Conceitos essenciais
A novel two-stage framework that cascades target speaker extraction and speech emotion recognition to mitigate the impact of human speech noise on emotion recognition performance.
Resumo
The paper proposes a two-stage framework for robust speech emotion recognition (SER) in noisy environments, particularly those with human speech noise.
In the first stage, the framework trains a target speaker extraction (TSE) model to extract the speech of the target speaker from a mixture of speech signals. This TSE model is trained on a large-scale mixed-speech corpus.
In the second stage, the extracted target speaker speech is used for SER training and testing. Two training methods are explored:
-
TSE-SER-base: The pretrained TSE model is used to denoise the emotional speech corpus, and the denoised corpus is then used to train the SER model.
-
TSE-SER-ft: The pretrained TSE model is jointly fine-tuned with the SER model using the mixed emotional speech corpus.
Experiments show that the proposed framework significantly outperforms baseline SER models that do not use the TSE method, achieving up to a 14.33% improvement in unweighted accuracy. The framework is particularly effective in dealing with different-gender speech mixtures.
The key insights are:
- Human speech noise severely degrades the performance of SER models trained on clean data.

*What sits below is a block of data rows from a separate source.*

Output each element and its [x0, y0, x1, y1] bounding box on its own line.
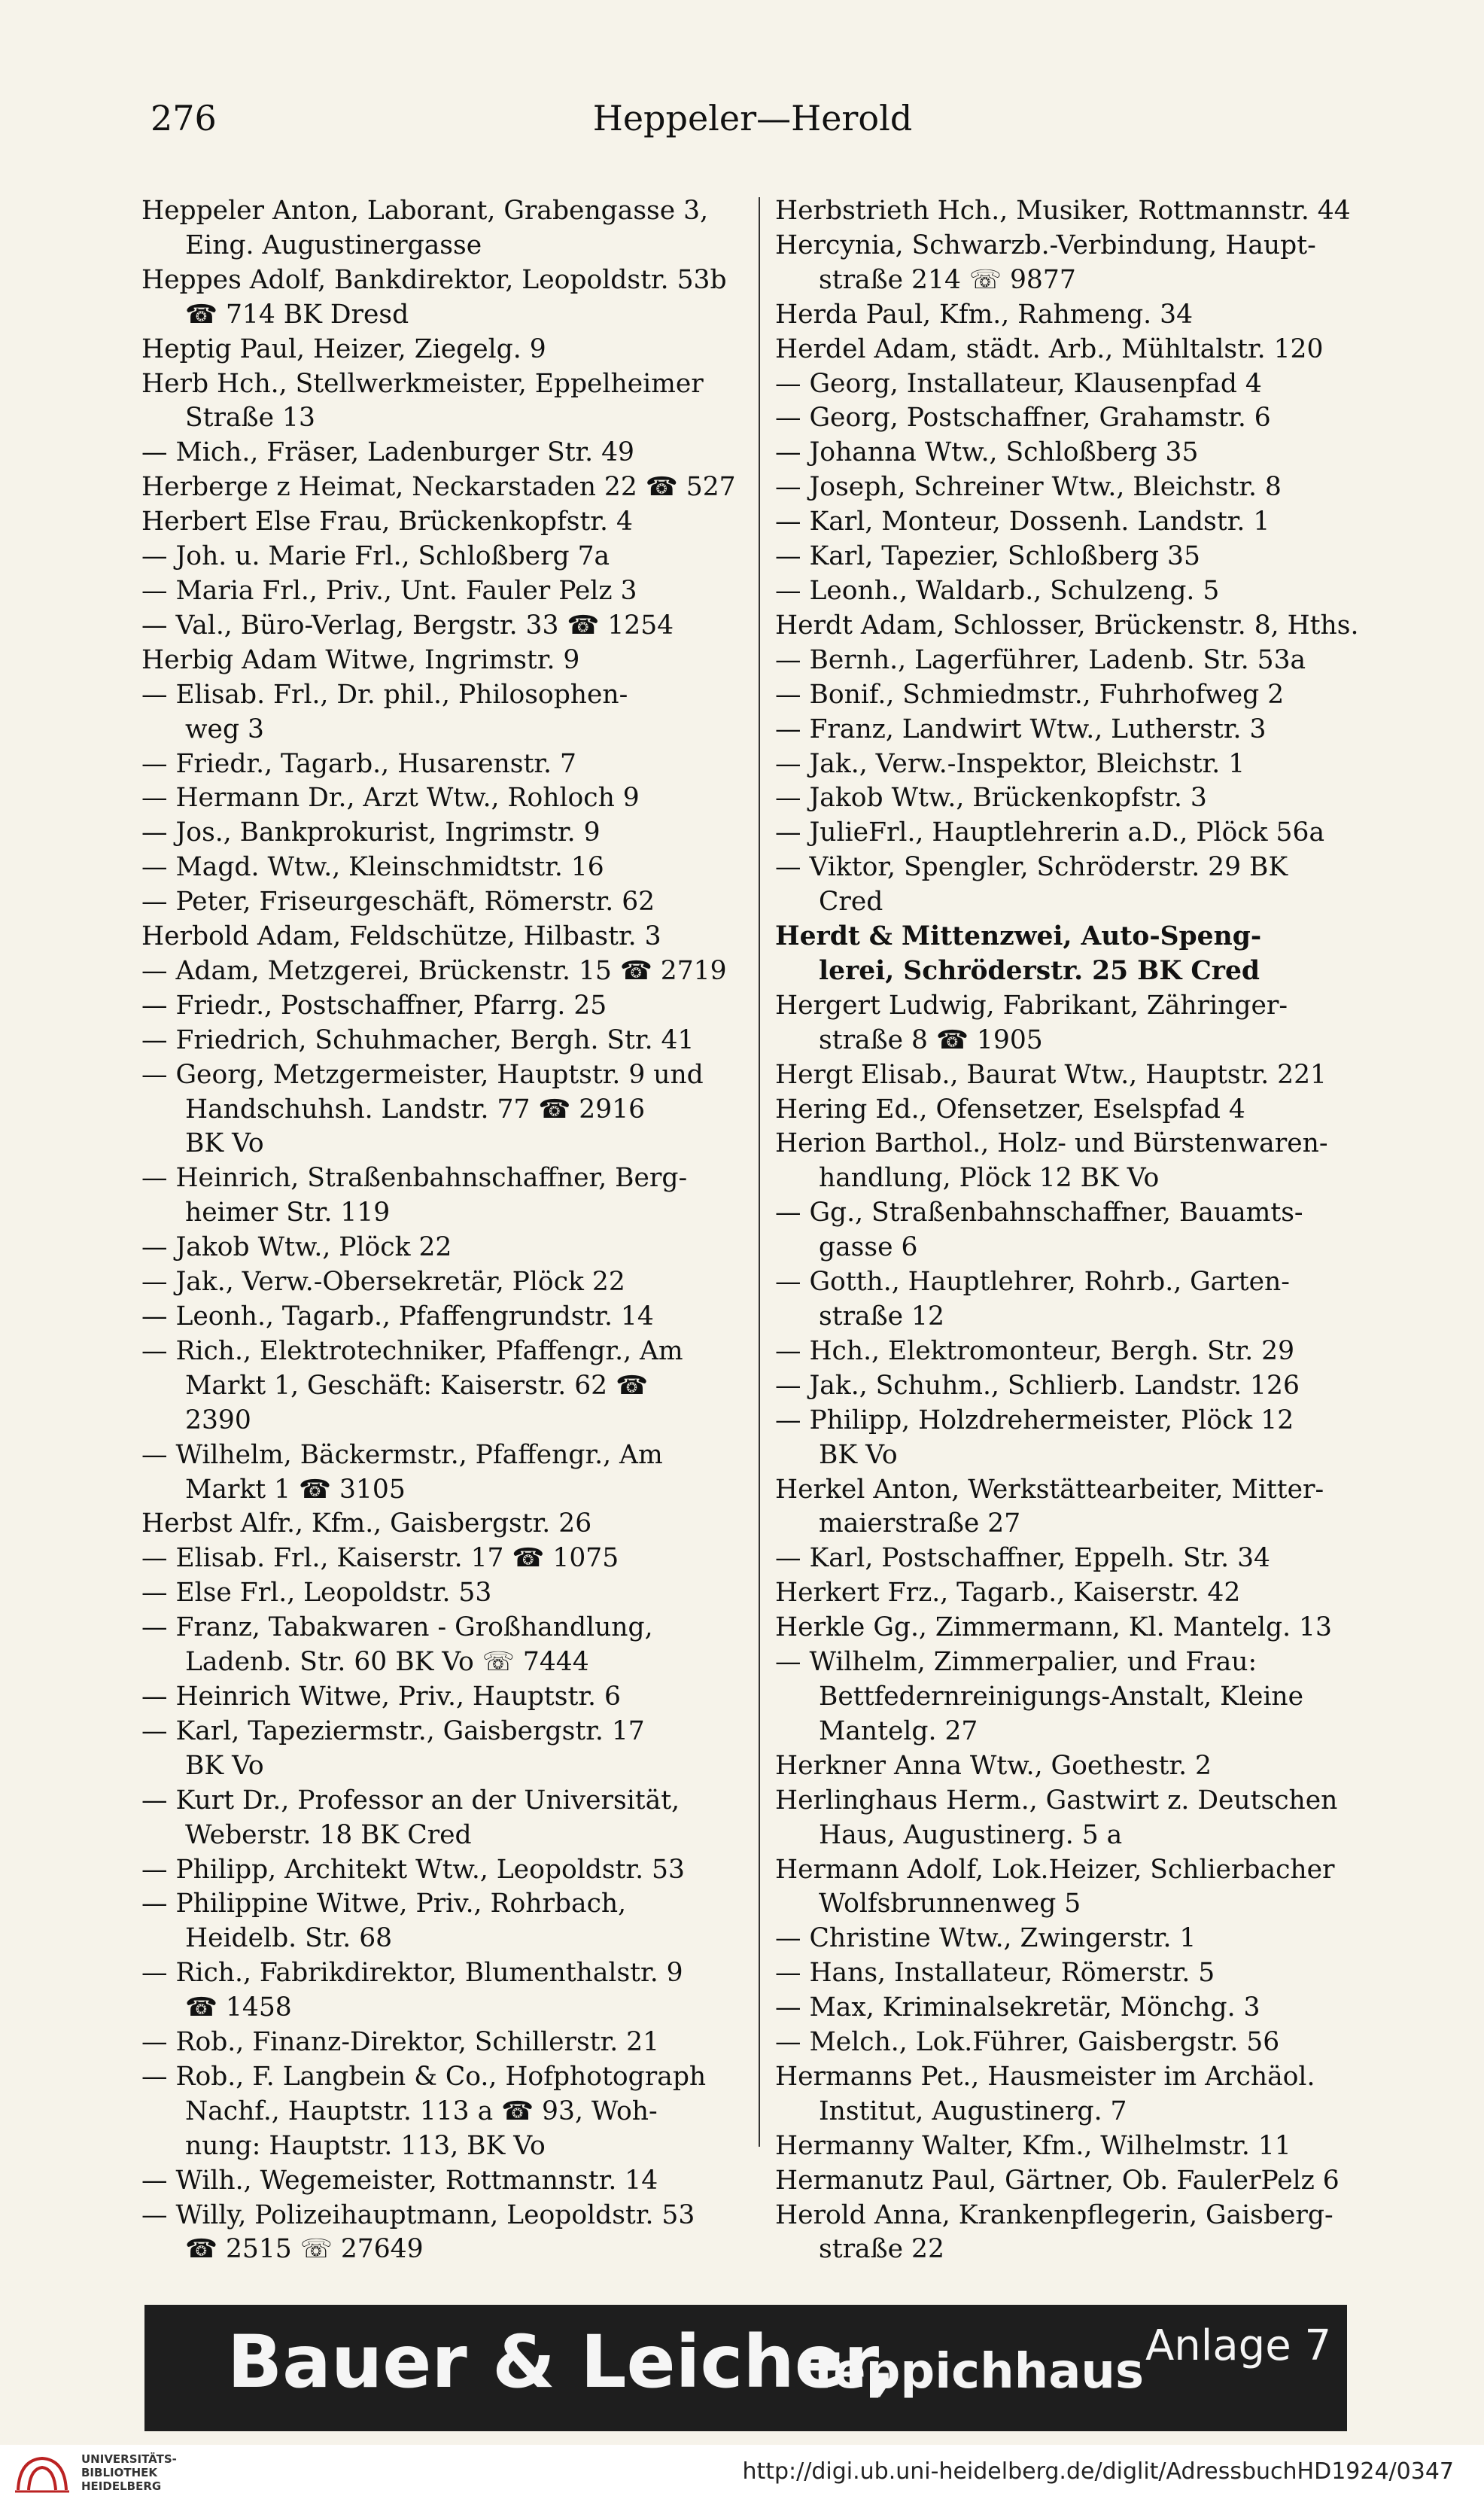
- left-column-entry: ☎ 714 BK Dresd: [185, 299, 409, 330]
- page-number: 276: [151, 98, 217, 138]
- left-column-entry: — Hermann Dr., Arzt Wtw., Rohloch 9: [141, 783, 640, 814]
- left-column-entry: weg 3: [185, 714, 264, 744]
- left-column-entry: — Jos., Bankprokurist, Ingrimstr. 9: [141, 817, 601, 848]
- left-column-entry: — Val., Büro-Verlag, Bergstr. 33 ☎ 1254: [141, 610, 674, 641]
- right-column-entry: Herda Paul, Kfm., Rahmeng. 34: [775, 299, 1194, 330]
- left-column-entry: — Friedrich, Schuhmacher, Bergh. Str. 41: [141, 1024, 695, 1055]
- right-column-entry: — Georg, Postschaffner, Grahamstr. 6: [775, 403, 1271, 434]
- right-column-entry: maierstraße 27: [819, 1508, 1021, 1539]
- right-column-entry: Bettfedernreinigungs-Anstalt, Kleine: [819, 1681, 1304, 1712]
- right-column-entry: Herkert Frz., Tagarb., Kaiserstr. 42: [775, 1578, 1241, 1609]
- right-column-entry: handlung, Plöck 12 BK Vo: [819, 1163, 1160, 1194]
- right-column-entry: gasse 6: [819, 1232, 918, 1263]
- right-column-entry: — Bernh., Lagerführer, Ladenb. Str. 53a: [775, 644, 1306, 675]
- left-column-entry: — Philipp, Architekt Wtw., Leopoldstr. 53: [141, 1854, 685, 1885]
- right-column-entry: — Viktor, Spengler, Schröderstr. 29 BK: [775, 852, 1288, 883]
- left-column-entry: nung: Hauptstr. 113, BK Vo: [185, 2130, 546, 2161]
- right-column-entry: Wolfsbrunnenweg 5: [819, 1889, 1081, 1919]
- left-column-entry: BK Vo: [185, 1750, 264, 1781]
- left-column-entry: Herbert Else Frau, Brückenkopfstr. 4: [141, 507, 633, 537]
- right-column-entry: — Jak., Schuhm., Schlierb. Landstr. 126: [775, 1370, 1300, 1401]
- right-column-entry: — Philipp, Holzdrehermeister, Plöck 12: [775, 1405, 1294, 1435]
- right-column-entry: Hermanny Walter, Kfm., Wilhelmstr. 11: [775, 2130, 1291, 2161]
- left-column-entry: BK Vo: [185, 1128, 264, 1159]
- right-column-entry: straße 8 ☎ 1905: [819, 1024, 1043, 1055]
- left-column-entry: Herbold Adam, Feldschütze, Hilbastr. 3: [141, 921, 661, 952]
- left-column-entry: Eing. Augustinergasse: [185, 230, 482, 260]
- left-column-entry: ☎ 1458: [185, 1992, 292, 2023]
- right-column-entry: — Wilhelm, Zimmerpalier, und Frau:: [775, 1647, 1257, 1678]
- right-column-entry: BK Vo: [819, 1439, 898, 1470]
- right-column-entry: Hering Ed., Ofensetzer, Eselspfad 4: [775, 1094, 1245, 1125]
- left-column-entry: Handschuhsh. Landstr. 77 ☎ 2916: [185, 1094, 646, 1125]
- left-column-entry: — Wilh., Wegemeister, Rottmannstr. 14: [141, 2165, 658, 2196]
- right-column-entry: — JulieFrl., Hauptlehrerin a.D., Plöck 56a: [775, 817, 1325, 848]
- right-column-entry: Herkel Anton, Werkstättearbeiter, Mitter-: [775, 1474, 1324, 1505]
- left-column-entry: — Rob., Finanz-Direktor, Schillerstr. 21: [141, 2027, 660, 2058]
- right-column-entry: — Leonh., Waldarb., Schulzeng. 5: [775, 575, 1220, 606]
- page-header: [151, 98, 1355, 151]
- right-column-entry: — Gg., Straßenbahnschaffner, Bauamts-: [775, 1198, 1303, 1228]
- library-name: UNIVERSITÄTS- BIBLIOTHEK HEIDELBERG: [81, 2452, 177, 2493]
- left-column-entry: — Karl, Tapeziermstr., Gaisbergstr. 17: [141, 1715, 645, 1746]
- right-column-entry: Hermann Adolf, Lok.Heizer, Schlierbacher: [775, 1854, 1335, 1885]
- right-column-entry: Hergt Elisab., Baurat Wtw., Hauptstr. 221: [775, 1059, 1327, 1090]
- left-column-entry: — Heinrich Witwe, Priv., Hauptstr. 6: [141, 1681, 621, 1712]
- left-column-entry: — Heinrich, Straßenbahnschaffner, Berg-: [141, 1163, 688, 1194]
- right-column: [775, 194, 1370, 2267]
- advertisement-text: Bauer & Leicher,: [227, 2320, 896, 2404]
- column-divider: [759, 197, 760, 2147]
- right-column-entry: straße 12: [819, 1301, 944, 1332]
- left-column-entry: — Franz, Tabakwaren - Großhandlung,: [141, 1612, 653, 1643]
- left-column-entry: Herb Hch., Stellwerkmeister, Eppelheimer: [141, 368, 704, 399]
- source-url-link[interactable]: http://digi.ub.uni-heidelberg.de/diglit/AdressbuchHD1924/0347: [742, 2458, 1454, 2485]
- left-column-entry: — Rich., Elektrotechniker, Pfaffengr., Am: [141, 1335, 683, 1366]
- left-column-entry: — Elisab. Frl., Kaiserstr. 17 ☎ 1075: [141, 1543, 619, 1574]
- right-column-entry: Institut, Augustinerg. 7: [819, 2096, 1127, 2126]
- right-column-entry: — Christine Wtw., Zwingerstr. 1: [775, 1923, 1197, 1954]
- left-column-entry: Nachf., Hauptstr. 113 a ☎ 93, Woh-: [185, 2096, 658, 2126]
- right-column-entry: — Jakob Wtw., Brückenkopfstr. 3: [775, 783, 1207, 814]
- left-column-entry: — Willy, Polizeihauptmann, Leopoldstr. 53: [141, 2199, 695, 2230]
- left-column-entry: — Philippine Witwe, Priv., Rohrbach,: [141, 1889, 627, 1919]
- left-column-entry: — Leonh., Tagarb., Pfaffengrundstr. 14: [141, 1301, 654, 1332]
- right-column-entry: Hermanns Pet., Hausmeister im Archäol.: [775, 2061, 1315, 2092]
- left-column-entry: 2390: [185, 1405, 251, 1435]
- left-column-entry: — Wilhelm, Bäckermstr., Pfaffengr., Am: [141, 1439, 663, 1470]
- right-column-entry: Hermanutz Paul, Gärtner, Ob. FaulerPelz 6: [775, 2165, 1340, 2196]
- left-column-entry: — Friedr., Postschaffner, Pfarrg. 25: [141, 990, 607, 1021]
- left-column: [141, 194, 736, 2267]
- left-column-entry: Heppeler Anton, Laborant, Grabengasse 3,: [141, 196, 709, 226]
- right-column-entry: Herdt & Mittenzwei, Auto-Speng-: [775, 921, 1262, 952]
- right-column-entry: Herion Barthol., Holz- und Bürstenwaren-: [775, 1128, 1328, 1159]
- right-column-entry: Herbstrieth Hch., Musiker, Rottmannstr. 44: [775, 196, 1351, 226]
- right-column-entry: straße 214 ☏ 9877: [819, 264, 1076, 295]
- right-column-entry: — Hch., Elektromonteur, Bergh. Str. 29: [775, 1335, 1295, 1366]
- left-column-entry: — Jakob Wtw., Plöck 22: [141, 1232, 452, 1263]
- right-column-entry: Herkle Gg., Zimmermann, Kl. Mantelg. 13: [775, 1612, 1332, 1643]
- left-column-entry: ☎ 2515 ☏ 27649: [185, 2234, 424, 2265]
- right-column-entry: — Karl, Monteur, Dossenh. Landstr. 1: [775, 507, 1270, 537]
- right-column-entry: — Karl, Postschaffner, Eppelh. Str. 34: [775, 1543, 1271, 1574]
- right-column-entry: — Bonif., Schmiedmstr., Fuhrhofweg 2: [775, 679, 1285, 710]
- left-column-entry: Heptig Paul, Heizer, Ziegelg. 9: [141, 333, 546, 364]
- left-column-entry: — Joh. u. Marie Frl., Schloßberg 7a: [141, 541, 610, 572]
- left-column-entry: — Kurt Dr., Professor an der Universität,: [141, 1785, 680, 1816]
- right-column-entry: lerei, Schröderstr. 25 BK Cred: [819, 955, 1260, 986]
- library-logo-icon: [12, 2452, 72, 2497]
- right-column-entry: — Gotth., Hauptlehrer, Rohrb., Garten-: [775, 1267, 1290, 1298]
- left-column-entry: Straße 13: [185, 403, 315, 434]
- left-column-entry: — Magd. Wtw., Kleinschmidtstr. 16: [141, 852, 604, 883]
- left-column-entry: — Jak., Verw.-Obersekretär, Plöck 22: [141, 1267, 625, 1298]
- footer: [0, 2445, 1484, 2502]
- left-column-entry: — Georg, Metzgermeister, Hauptstr. 9 und: [141, 1059, 704, 1090]
- right-column-entry: Herdel Adam, städt. Arb., Mühltalstr. 120: [775, 333, 1324, 364]
- right-column-entry: Herold Anna, Krankenpflegerin, Gaisberg-: [775, 2199, 1333, 2230]
- right-column-entry: — Max, Kriminalsekretär, Mönchg. 3: [775, 1992, 1260, 2023]
- right-column-entry: Hercynia, Schwarzb.-Verbindung, Haupt-: [775, 230, 1316, 260]
- right-column-entry: Herlinghaus Herm., Gastwirt z. Deutschen: [775, 1785, 1338, 1816]
- left-column-entry: — Rich., Fabrikdirektor, Blumenthalstr. 9: [141, 1958, 683, 1989]
- left-column-entry: — Peter, Friseurgeschäft, Römerstr. 62: [141, 887, 655, 918]
- left-column-entry: heimer Str. 119: [185, 1198, 391, 1228]
- right-column-entry: — Melch., Lok.Führer, Gaisbergstr. 56: [775, 2027, 1280, 2058]
- right-column-entry: — Franz, Landwirt Wtw., Lutherstr. 3: [775, 714, 1267, 744]
- left-column-entry: Markt 1 ☎ 3105: [185, 1474, 406, 1505]
- right-column-entry: — Jak., Verw.-Inspektor, Bleichstr. 1: [775, 748, 1245, 779]
- left-column-entry: — Rob., F. Langbein & Co., Hofphotograph: [141, 2061, 707, 2092]
- left-column-entry: Herbig Adam Witwe, Ingrimstr. 9: [141, 644, 580, 675]
- left-column-entry: Markt 1, Geschäft: Kaiserstr. 62 ☎: [185, 1370, 649, 1401]
- right-column-entry: — Georg, Installateur, Klausenpfad 4: [775, 368, 1262, 399]
- right-column-entry: straße 22: [819, 2234, 944, 2265]
- right-column-entry: — Hans, Installateur, Römerstr. 5: [775, 1958, 1215, 1989]
- advertisement-subtext: Teppichhaus: [807, 2344, 1145, 2400]
- left-column-entry: Heppes Adolf, Bankdirektor, Leopoldstr. 53b: [141, 264, 727, 295]
- left-column-entry: — Mich., Fräser, Ladenburger Str. 49: [141, 437, 635, 468]
- left-column-entry: — Friedr., Tagarb., Husarenstr. 7: [141, 748, 576, 779]
- right-column-entry: Haus, Augustinerg. 5 a: [819, 1819, 1123, 1850]
- running-head: Heppeler—Herold: [592, 98, 913, 138]
- left-column-entry: Ladenb. Str. 60 BK Vo ☏ 7444: [185, 1647, 589, 1678]
- advertisement-note: Anlage 7: [1145, 2321, 1332, 2370]
- left-column-entry: Heidelb. Str. 68: [185, 1923, 393, 1954]
- right-column-entry: Mantelg. 27: [819, 1715, 978, 1746]
- right-column-entry: Hergert Ludwig, Fabrikant, Zähringer-: [775, 990, 1288, 1021]
- right-column-entry: Herkner Anna Wtw., Goethestr. 2: [775, 1750, 1212, 1781]
- right-column-entry: Cred: [819, 887, 883, 918]
- left-column-entry: — Else Frl., Leopoldstr. 53: [141, 1578, 492, 1609]
- left-column-entry: — Elisab. Frl., Dr. phil., Philosophen-: [141, 679, 628, 710]
- left-column-entry: — Adam, Metzgerei, Brückenstr. 15 ☎ 2719: [141, 955, 727, 986]
- right-column-entry: Herdt Adam, Schlosser, Brückenstr. 8, Hths.: [775, 610, 1359, 641]
- right-column-entry: — Johanna Wtw., Schloßberg 35: [775, 437, 1199, 468]
- advertisement-banner: [144, 2305, 1347, 2431]
- right-column-entry: — Karl, Tapezier, Schloßberg 35: [775, 541, 1200, 572]
- left-column-entry: Weberstr. 18 BK Cred: [185, 1819, 472, 1850]
- left-column-entry: Herberge z Heimat, Neckarstaden 22 ☎ 527: [141, 472, 736, 503]
- right-column-entry: — Joseph, Schreiner Wtw., Bleichstr. 8: [775, 472, 1282, 503]
- left-column-entry: Herbst Alfr., Kfm., Gaisbergstr. 26: [141, 1508, 592, 1539]
- left-column-entry: — Maria Frl., Priv., Unt. Fauler Pelz 3: [141, 575, 637, 606]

- Integrating TSE into the SER framework can effectively mitigate the impact of human speech noise.
- Joint fine-tuning of the TSE and SER models further improves the performance.
- The framework performs better on different-gender speech mixtures compared to same-gender mixtures.
Estatísticas
The SI-SDR of the noisy speech before being processed by the TSE model is 0.09 dB.
The SI-SDRi for the TSE models of TSE-SER-base and TSE-SER-ft are 7.68 dB and 12.90 dB, respectively.
The SI-SDR of same-gender mixture is 0 dB, while the SI-SDR of different-gender mixture is 0.02 dB.
The SI-SDRi for the TSE model on same-gender mixture is 1.09 dB, and on different-gender mixture is 5.22 dB.
Citações
"Developing a robust speech emotion recognition (SER) system in noisy conditions faces challenges posed by different noise properties."
"Most previous studies have not considered the impact of human speech noise, thus limiting the application scope of SER."
"Our developed system achieves a 14.33% improvement in unweighted accuracy (UA) compared to a baseline without using TSE method, demonstrating the effectiveness of our framework in mitigating the impact of human speech noise."